Путешествия сами по себе, поиски продовольствия, лошадей и ночлега то и дело превращали путешественника по Восточной Европе в случайного соучастника и покровителя бесчеловечных угнетателей и рабовладельцев. Это случалось и в Оттоманской, и в Российской империях. В 1778 году Кокс и его спутники собрались на один день съездить из Москвы в Троице-Сергиеву лавру, но «в чужих странах постоянно возникают препятствия, неожиданные для тех, кто недостаточно знаком с местными нравами», и поездка заняла три дня вместо одного. У них была подорожная, позволявшая им брать почтовых лошадей, но скоро они обнаружили, что «иностранца ожидают бесконечные задержки, если его не сопровождает солдат, подгоняющий почтовых служителей»[175]. Хотя они и размахивали официальной бумагой, никто не спешил предоставить им лошадей. Они собирались выехать в пять утра, но отправились только через девять часов и проехали лишь четыре версты из сорока, после чего ямщики отказались везти их дальше.

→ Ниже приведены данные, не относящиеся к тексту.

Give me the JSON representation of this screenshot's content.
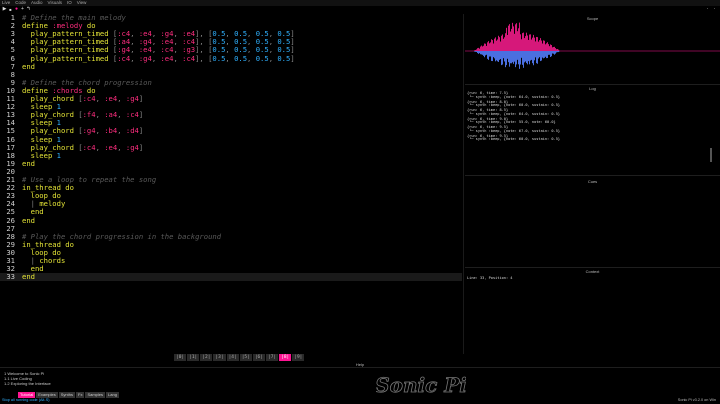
{
  "menu": [
    "Live",
    "Code",
    "Audio",
    "Visuals",
    "IO",
    "View"
  ],
  "toolbar": {
    "run_icon": "play-icon",
    "stop_icon": "stop-icon",
    "record_icon": "record-icon",
    "save_icon": "save-icon",
    "load_icon": "load-icon"
  },
  "editor": {
    "current_line": 33,
    "lines": [
      {
        "n": "1",
        "tokens": [
          [
            "c",
            "# Define the main melody"
          ]
        ]
      },
      {
        "n": "2",
        "tokens": [
          [
            "k",
            "define "
          ],
          [
            "s",
            ":melody"
          ],
          [
            "k",
            " do"
          ]
        ]
      },
      {
        "n": "3",
        "tokens": [
          [
            "k",
            "  play_pattern_timed "
          ],
          [
            "p",
            "["
          ],
          [
            "s",
            ":c4"
          ],
          [
            "p",
            ", "
          ],
          [
            "s",
            ":e4"
          ],
          [
            "p",
            ", "
          ],
          [
            "s",
            ":g4"
          ],
          [
            "p",
            ", "
          ],
          [
            "s",
            ":e4"
          ],
          [
            "p",
            "], ["
          ],
          [
            "n",
            "0.5"
          ],
          [
            "p",
            ", "
          ],
          [
            "n",
            "0.5"
          ],
          [
            "p",
            ", "
          ],
          [
            "n",
            "0.5"
          ],
          [
            "p",
            ", "
          ],
          [
            "n",
            "0.5"
          ],
          [
            "p",
            "]"
          ]
        ]
      },
      {
        "n": "4",
        "tokens": [
          [
            "k",
            "  play_pattern_timed "
          ],
          [
            "p",
            "["
          ],
          [
            "s",
            ":a4"
          ],
          [
            "p",
            ", "
          ],
          [
            "s",
            ":g4"
          ],
          [
            "p",
            ", "
          ],
          [
            "s",
            ":e4"
          ],
          [
            "p",
            ", "
          ],
          [
            "s",
            ":c4"
          ],
          [
            "p",
            "], ["
          ],
          [
            "n",
            "0.5"
          ],
          [
            "p",
            ", "
          ],
          [
            "n",
            "0.5"
          ],
          [
            "p",
            ", "
          ],
          [
            "n",
            "0.5"
          ],
          [
            "p",
            ", "
          ],
          [
            "n",
            "0.5"
          ],
          [
            "p",
            "]"
          ]
        ]
      },
      {
        "n": "5",
        "tokens": [
          [
            "k",
            "  play_pattern_timed "
          ],
          [
            "p",
            "["
          ],
          [
            "s",
            ":g4"
          ],
          [
            "p",
            ", "
          ],
          [
            "s",
            ":e4"
          ],
          [
            "p",
            ", "
          ],
          [
            "s",
            ":c4"
          ],
          [
            "p",
            ", "
          ],
          [
            "s",
            ":g3"
          ],
          [
            "p",
            "], ["
          ],
          [
            "n",
            "0.5"
          ],
          [
            "p",
            ", "
          ],
          [
            "n",
            "0.5"
          ],
          [
            "p",
            ", "
          ],
          [
            "n",
            "0.5"
          ],
          [
            "p",
            ", "
          ],
          [
            "n",
            "0.5"
          ],
          [
            "p",
            "]"
          ]
        ]
      },
      {
        "n": "6",
        "tokens": [
          [
            "k",
            "  play_pattern_timed "
          ],
          [
            "p",
            "["
          ],
          [
            "s",
            ":c4"
          ],
          [
            "p",
            ", "
          ],
          [
            "s",
            ":g4"
          ],
          [
            "p",
            ", "
          ],
          [
            "s",
            ":e4"
          ],
          [
            "p",
            ", "
          ],
          [
            "s",
            ":c4"
          ],
          [
            "p",
            "], ["
          ],
          [
            "n",
            "0.5"
          ],
          [
            "p",
            ", "
          ],
          [
            "n",
            "0.5"
          ],
          [
            "p",
            ", "
          ],
          [
            "n",
            "0.5"
          ],
          [
            "p",
            ", "
          ],
          [
            "n",
            "0.5"
          ],
          [
            "p",
            "]"
          ]
        ]
      },
      {
        "n": "7",
        "tokens": [
          [
            "k",
            "end"
          ]
        ]
      },
      {
        "n": "8",
        "tokens": []
      },
      {
        "n": "9",
        "tokens": [
          [
            "c",
            "# Define the chord progression"
          ]
        ]
      },
      {
        "n": "10",
        "tokens": [
          [
            "k",
            "define "
          ],
          [
            "s",
            ":chords"
          ],
          [
            "k",
            " do"
          ]
        ]
      },
      {
        "n": "11",
        "tokens": [
          [
            "k",
            "  play_chord "
          ],
          [
            "p",
            "["
          ],
          [
            "s",
            ":c4"
          ],
          [
            "p",
            ", "
          ],
          [
            "s",
            ":e4"
          ],
          [
            "p",
            ", "
          ],
          [
            "s",
            ":g4"
          ],
          [
            "p",
            "]"
          ]
        ]
      },
      {
        "n": "12",
        "tokens": [
          [
            "k",
            "  sleep "
          ],
          [
            "n",
            "1"
          ]
        ]
      },
      {
        "n": "13",
        "tokens": [
          [
            "k",
            "  play_chord "
          ],
          [
            "p",
            "["
          ],
          [
            "s",
            ":f4"
          ],
          [
            "p",
            ", "
          ],
          [
            "s",
            ":a4"
          ],
          [
            "p",
            ", "
          ],
          [
            "s",
            ":c4"
          ],
          [
            "p",
            "]"
          ]
        ]
      },
      {
        "n": "14",
        "tokens": [
          [
            "k",
            "  sleep "
          ],
          [
            "n",
            "1"
          ]
        ]
      },
      {
        "n": "15",
        "tokens": [
          [
            "k",
            "  play_chord "
          ],
          [
            "p",
            "["
          ],
          [
            "s",
            ":g4"
          ],
          [
            "p",
            ", "
          ],
          [
            "s",
            ":b4"
          ],
          [
            "p",
            ", "
          ],
          [
            "s",
            ":d4"
          ],
          [
            "p",
            "]"
          ]
        ]
      },
      {
        "n": "16",
        "tokens": [
          [
            "k",
            "  sleep "
          ],
          [
            "n",
            "1"
          ]
        ]
      },
      {
        "n": "17",
        "tokens": [
          [
            "k",
            "  play_chord "
          ],
          [
            "p",
            "["
          ],
          [
            "s",
            ":c4"
          ],
          [
            "p",
            ", "
          ],
          [
            "s",
            ":e4"
          ],
          [
            "p",
            ", "
          ],
          [
            "s",
            ":g4"
          ],
          [
            "p",
            "]"
          ]
        ]
      },
      {
        "n": "18",
        "tokens": [
          [
            "k",
            "  sleep "
          ],
          [
            "n",
            "1"
          ]
        ]
      },
      {
        "n": "19",
        "tokens": [
          [
            "k",
            "end"
          ]
        ]
      },
      {
        "n": "20",
        "tokens": []
      },
      {
        "n": "21",
        "tokens": [
          [
            "c",
            "# Use a loop to repeat the song"
          ]
        ]
      },
      {
        "n": "22",
        "tokens": [
          [
            "k",
            "in_thread do"
          ]
        ]
      },
      {
        "n": "23",
        "tokens": [
          [
            "k",
            "  loop do"
          ]
        ]
      },
      {
        "n": "24",
        "tokens": [
          [
            "p",
            "  | "
          ],
          [
            "k",
            "melody"
          ]
        ]
      },
      {
        "n": "25",
        "tokens": [
          [
            "k",
            "  end"
          ]
        ]
      },
      {
        "n": "26",
        "tokens": [
          [
            "k",
            "end"
          ]
        ]
      },
      {
        "n": "27",
        "tokens": []
      },
      {
        "n": "28",
        "tokens": [
          [
            "c",
            "# Play the chord progression in the background"
          ]
        ]
      },
      {
        "n": "29",
        "tokens": [
          [
            "k",
            "in_thread do"
          ]
        ]
      },
      {
        "n": "30",
        "tokens": [
          [
            "k",
            "  loop do"
          ]
        ]
      },
      {
        "n": "31",
        "tokens": [
          [
            "p",
            "  | "
          ],
          [
            "k",
            "chords"
          ]
        ]
      },
      {
        "n": "32",
        "tokens": [
          [
            "k",
            "  end"
          ]
        ]
      },
      {
        "n": "33",
        "tokens": [
          [
            "k",
            "end"
          ]
        ]
      }
    ]
  },
  "scope": {
    "title": "Scope"
  },
  "log": {
    "title": "Log",
    "entries": [
      "{run: 6, time: 7.5}",
      " └─ synth :beep, {note: 64.0, sustain: 0.5}",
      "{run: 6, time: 8.0}",
      " └─ synth :beep, {note: 60.0, sustain: 0.5}",
      "{run: 6, time: 8.5}",
      " └─ synth :beep, {note: 64.0, sustain: 0.5}",
      "{run: 6, time: 9.0}",
      " └─ synth :beep, {note: 55.0, note: 60.0}",
      "{run: 6, time: 9.5}",
      " └─ synth :beep, {note: 67.0, sustain: 0.5}",
      "{run: 6, time: 9.5}",
      " └─ synth :beep, {note: 60.0, sustain: 0.5}"
    ]
  },
  "cues": {
    "title": "Cues"
  },
  "context": {
    "title": "Context",
    "text": "Line: 33,  Position: 4"
  },
  "buffers": [
    "0",
    "1",
    "2",
    "3",
    "4",
    "5",
    "6",
    "7",
    "8",
    "9"
  ],
  "active_buffer": "8",
  "help": {
    "title": "Help",
    "toc": [
      "1 Welcome to Sonic Pi",
      "1.1 Live Coding",
      "1.2 Exploring the Interface"
    ],
    "tabs": [
      "Tutorial",
      "Examples",
      "Synths",
      "Fx",
      "Samples",
      "Lang"
    ],
    "active_tab": "Tutorial",
    "logo_text": "Sonic Pi"
  },
  "status": {
    "left": "Stop all running code (Alt-S)",
    "right": "Sonic Pi v3.2.0 on Win"
  },
  "colors": {
    "accent": "#ff1493",
    "keyword": "#e4e437",
    "symbol": "#ff2d7f",
    "number": "#2fb1ff",
    "comment": "#5a5a5a"
  }
}
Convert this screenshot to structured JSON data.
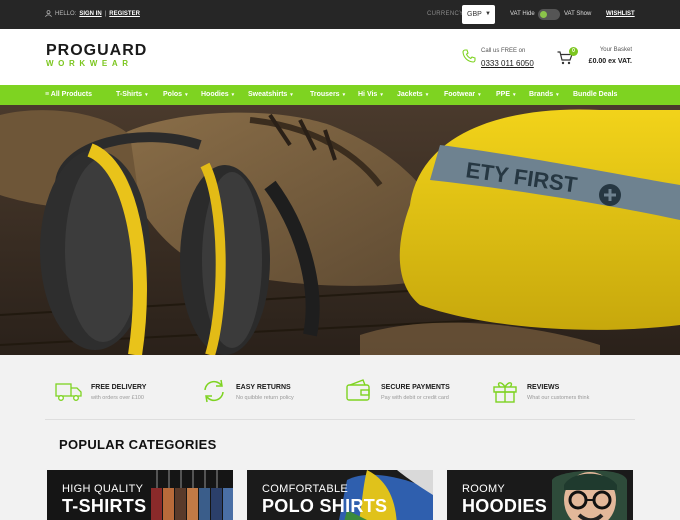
{
  "topbar": {
    "hello": "HELLO:",
    "sign_in": "SIGN IN",
    "separator": "|",
    "register": "REGISTER",
    "currency_label": "CURRENCY",
    "currency_value": "GBP",
    "vat_hide": "VAT Hide",
    "vat_show": "VAT Show",
    "wishlist": "WISHLIST"
  },
  "header": {
    "logo_line1": "PROGUARD",
    "logo_line2": "WORKWEAR",
    "call_text": "Call us FREE on",
    "phone_number": "0333 011 6050",
    "basket_count": "0",
    "basket_title": "Your Basket",
    "basket_total": "£0.00 ex VAT."
  },
  "nav": {
    "items": [
      {
        "label": "All Products"
      },
      {
        "label": "T-Shirts"
      },
      {
        "label": "Polos"
      },
      {
        "label": "Hoodies"
      },
      {
        "label": "Sweatshirts"
      },
      {
        "label": "Trousers"
      },
      {
        "label": "Hi Vis"
      },
      {
        "label": "Jackets"
      },
      {
        "label": "Footwear"
      },
      {
        "label": "PPE"
      },
      {
        "label": "Brands"
      },
      {
        "label": "Bundle Deals"
      }
    ]
  },
  "hero": {
    "helmet_text": "ETY FIRST"
  },
  "features": [
    {
      "title": "FREE DELIVERY",
      "subtitle": "with orders over £100",
      "icon": "truck-icon"
    },
    {
      "title": "EASY RETURNS",
      "subtitle": "No quibble return policy",
      "icon": "refresh-icon"
    },
    {
      "title": "SECURE PAYMENTS",
      "subtitle": "Pay with debit or credit card",
      "icon": "wallet-icon"
    },
    {
      "title": "REVIEWS",
      "subtitle": "What our customers think",
      "icon": "gift-icon"
    }
  ],
  "popular": {
    "title": "POPULAR CATEGORIES",
    "categories": [
      {
        "line1": "HIGH QUALITY",
        "line2": "T-SHIRTS"
      },
      {
        "line1": "COMFORTABLE",
        "line2": "POLO SHIRTS"
      },
      {
        "line1": "ROOMY",
        "line2": "HOODIES"
      }
    ]
  },
  "colors": {
    "accent": "#7ed321",
    "topbar": "#262626"
  }
}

Напрасно мы показывали подорожную. Они заявили, что обязаны отвезти нас только от одной деревни до другой, и без особых церемоний вернулись в Москву. Мы потратили еще два часа, и наш переводчик-богемец долго объяснялся на ломаном русском, пока мы не убедили жителей снабдить нас лошадьми, после чего нас опять высадили в другой деревне, в трех милях от предыдущей. Мы продолжали препираться подобным образом до самой полночи, передвигаясь между деревнями, которыми густо усыпана эта часть страны[176].
Перед нами комическая ситуация, в основе которой лежит попытка достать лошадей в России. Она напоминает попытки Тотта достать продовольствие в Молдавии за десять лет до того. В обеих комедиях появляется и элемент фарса, когда местные жители намеренно отказываются понимать путешественников. В случае с Коксом безнадежные попытки переводчика-богемца объясниться с крестьянами основаны на предполагаемом сходстве чешского и русского языков. Как и положено настоящей комедии, в конце концов наступила счастливая развязка, точно такая же, как и в молдавской комедии Тотта.
На второй день, когда они уже проехали половину пути, их встретил сержант, посланный им на выручку русским князем, после чего все проблемы с лошадьми легко разрешились.
Наш приятель сержант оказался очень хорошим агентом. Стоило крестьянам начать свои обычные возражения и препирательства, он немедленно разгонял их дубиной, более красноречивой, чем самые высокопарные увещевания. Мужланы, несомненно, привыкли к этому риторическому приему и сносили его терпеливо и вполне добродушно; взобравшись на козлы, они как ни в чем не бывало начинали насвистывать и распевать свои простонародные песни[177].